Enjoying an Unexpected Pocket of Pleasure

It was one of those unseasonably warm February afternoons. Temperature hovering around 70 degrees. Cloudless blue sky. Sunday afternoon with free time and a desire to set aside the to-do lists for some fun. It didn’t take long before we were in our car, convertible top down, cruising the back roads of the Hill Country. It’s the unexpected, unplanned pockets of pleasure that make life fun and we wanted to capture one of those experiences. We wandered our way along the countryside, enjoying God’s gifts of nature and a few of the many treasures to explore in Texas. It was fun to find new places we had not visited before.

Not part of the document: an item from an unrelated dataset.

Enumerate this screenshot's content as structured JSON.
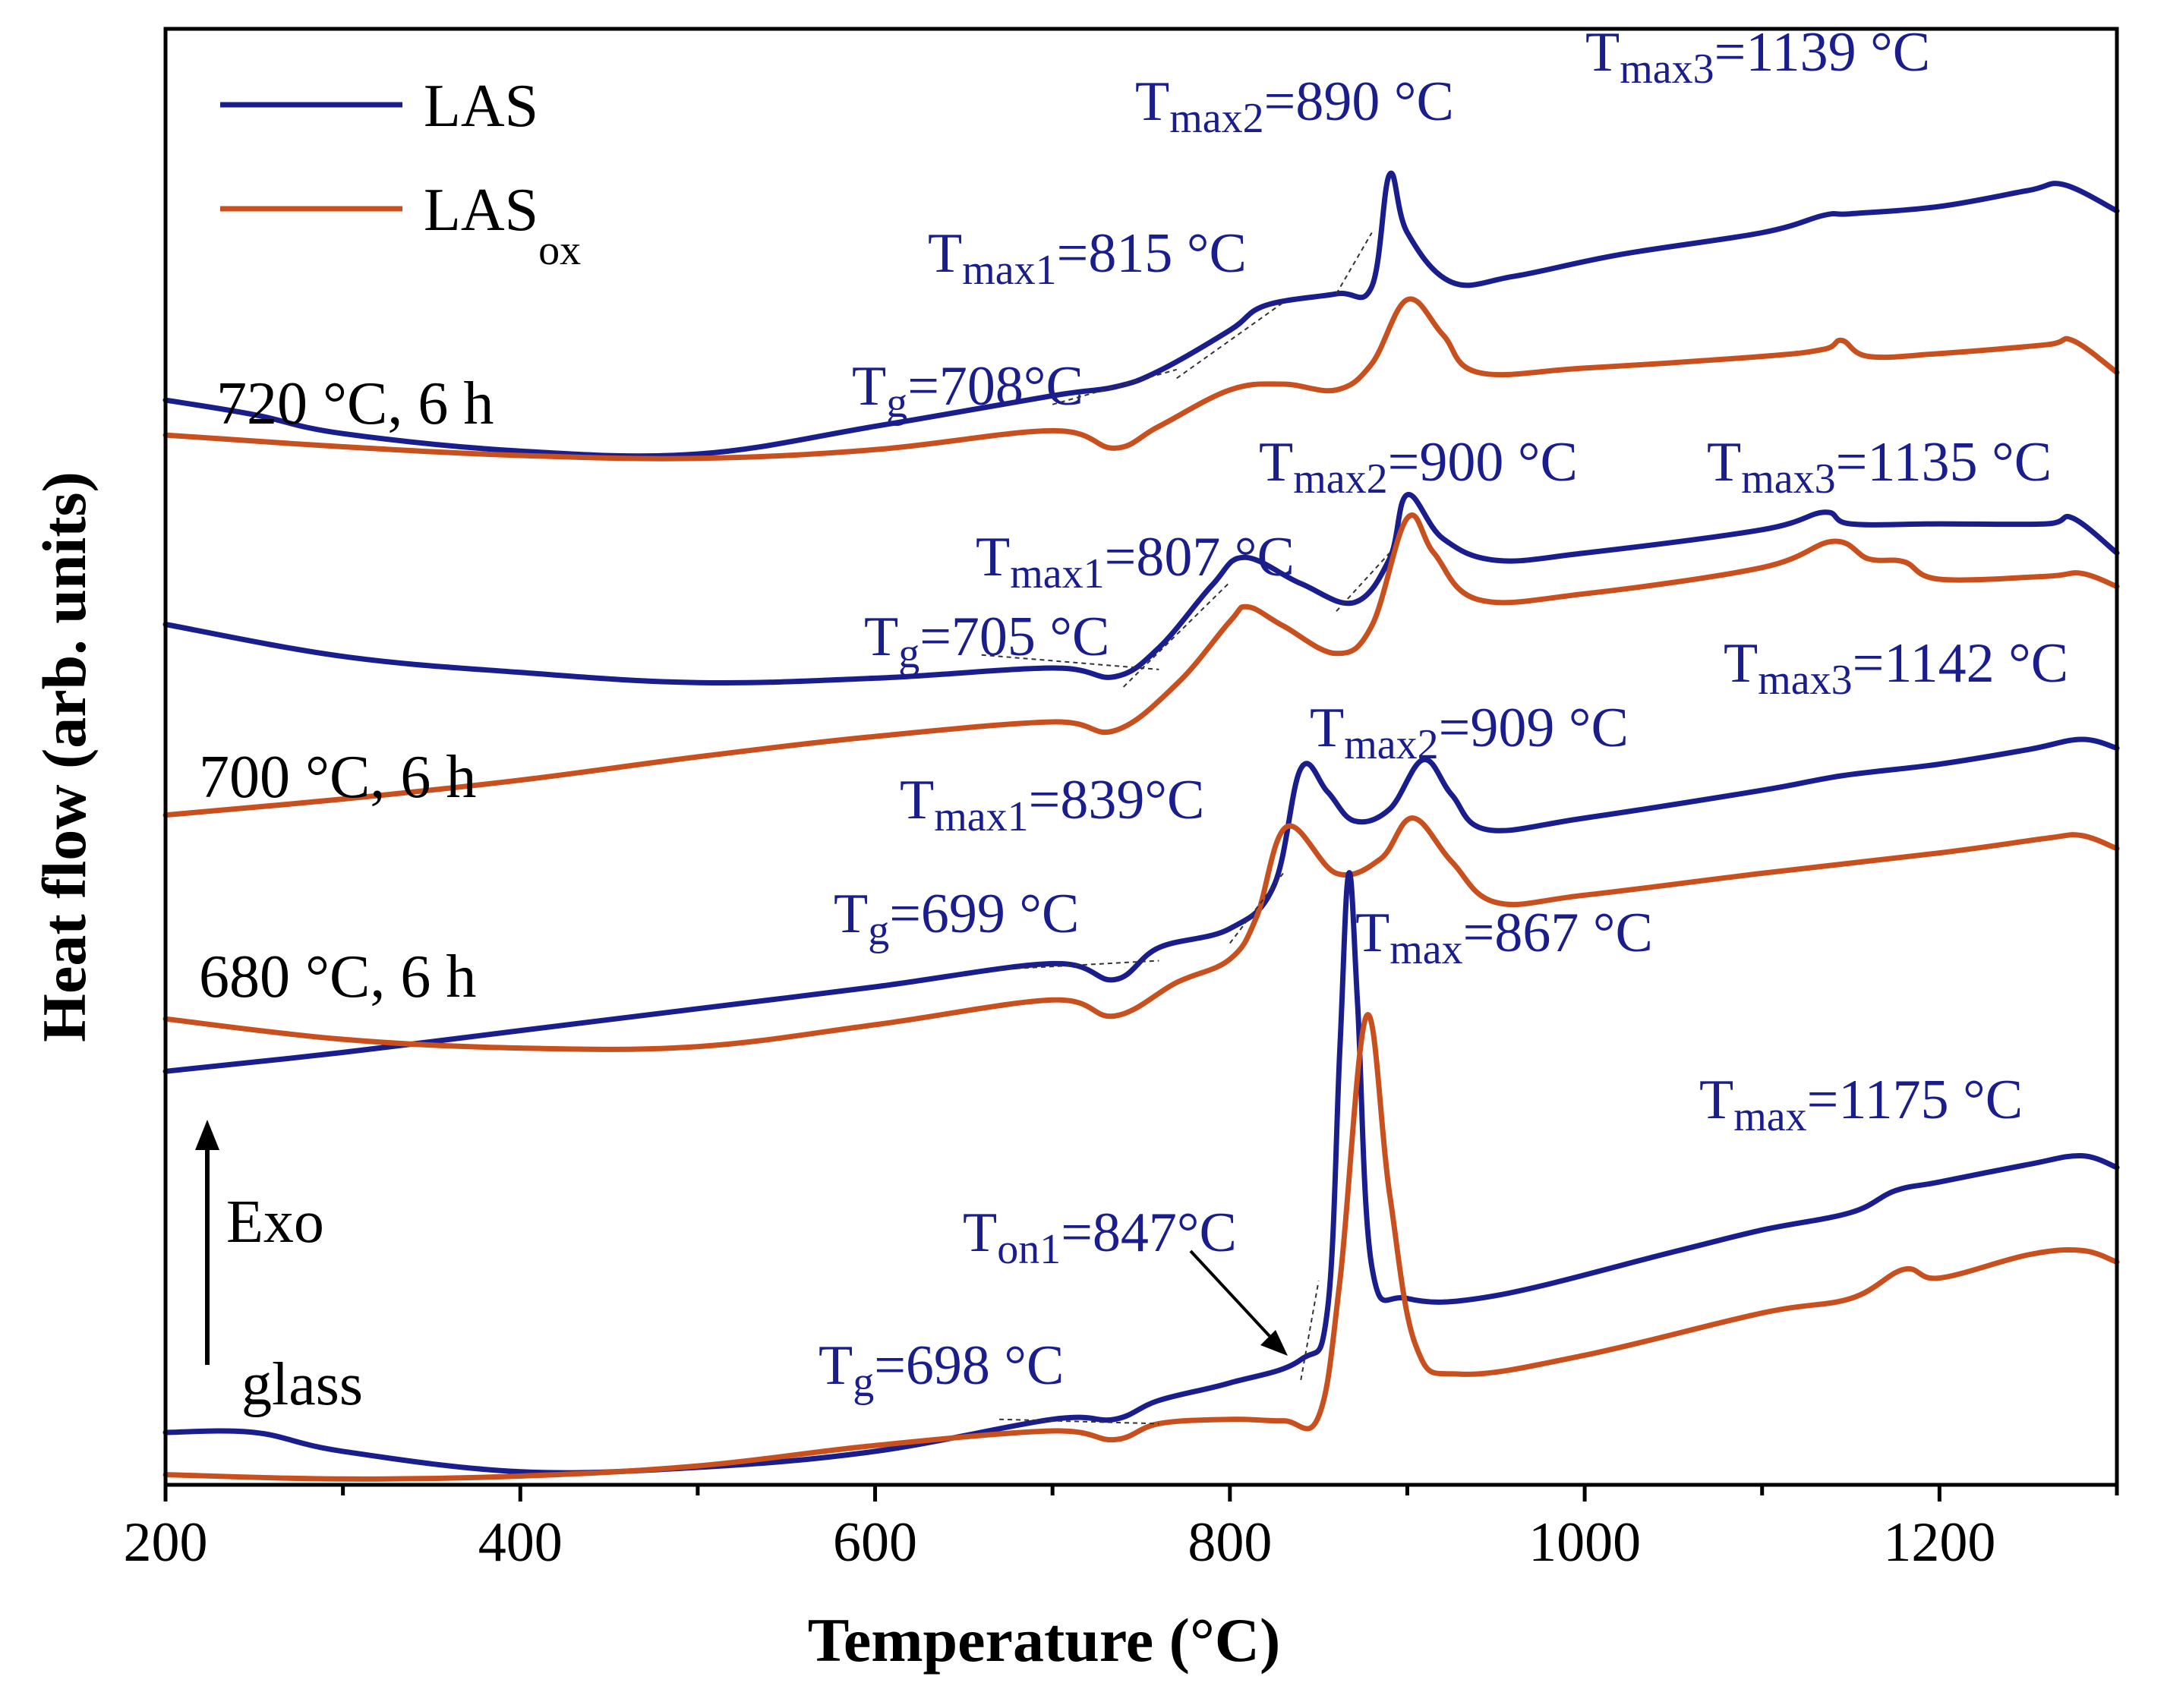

As the sun began to touch the tip of the horizon, we headed for home, deciding to stop for a bite of supper along the way. “Let’s find a place we’ve never been,” my husband who is always up for new adventures. Soon we came to a little café in a small town, saw some cars parked nearby, and decided it might be worth checking out.

Greeted at the door by a pleasant aroma coming from the kitchen and a friendly young woman, we noticed two dining rooms. On the right was a warm, inviting area, with several tables occupied by customers enjoying dinner. Our hostess began to lead us in that direction, until we turned and scoped out the smaller room on the left. It was more casual looking and people seemed to be clustered in groups rather than individual dining parties. There were toes tapping and heads nodding in rhythm, as music filled the air. Not the typical recorded songs playing through overhead speakers but rather a group of adults playing assorted instruments and singing vintage tunes.

“We’d like to sit in here,” we quickly asked, hoping our hostess would agree. “No problem, she replied. “On Sunday evenings people get together to sing and play a while. No big thing. You’re welcome to join in if you’d like.”

We ended up lingering over a pleasant country meal, a collection of nostalgic music and some relaxing conversation.

We even dared sing along a time or two, not so anyone could hear beyond our table, just an effort to enjoy an unexpected pocket of pleasure together. The music was an assortment from classic country, to old ballads, even a few show tunes and a bit of vintage rock and roll thrown in, reflecting the broad range of age and life experiences of the group that entertained us. Actually, I think they were there to entertain themselves and we were just eavesdropping on their fun together.

It was such a treat to watch these musicians sing and play from the depths of their memories and out of the overflow of their love of music. They struck a chord with this musician’s soul. It wasn’t about their accuracy of word or note. It was about their freedom to express themselves in a way that brought smiles and a connection with those who gathered on the sidelines. They hadn’t rehearsed or planned anything in advance, other than to show up and share an evening together. No pretension. No judgment. No pride. Simply a love for their God-given talent and respect for the same in others.

Knowing we had a drive ahead before we reached our home, we thanked the musicians for sharing their music with us and were on our way, agreeing we would find our way back there again. On the way home, we talked about the pleasure we saw in the spirits of those musicians as they played and sang from their hearts. It was refreshing to share that experience with them. Life can get so busy and so orchestrated at times—for us all—with full agendas to follow and tasks to accomplish. We may not take the time to simply relax and enjoy each other’s company, each other’s talents, each other’s laughter and life experiences. The agenda for those musicians that night was simple: Make the most of the present moment and share what you have with those around you. I’m thankful we shared that same agenda. The stuff great memories are made of.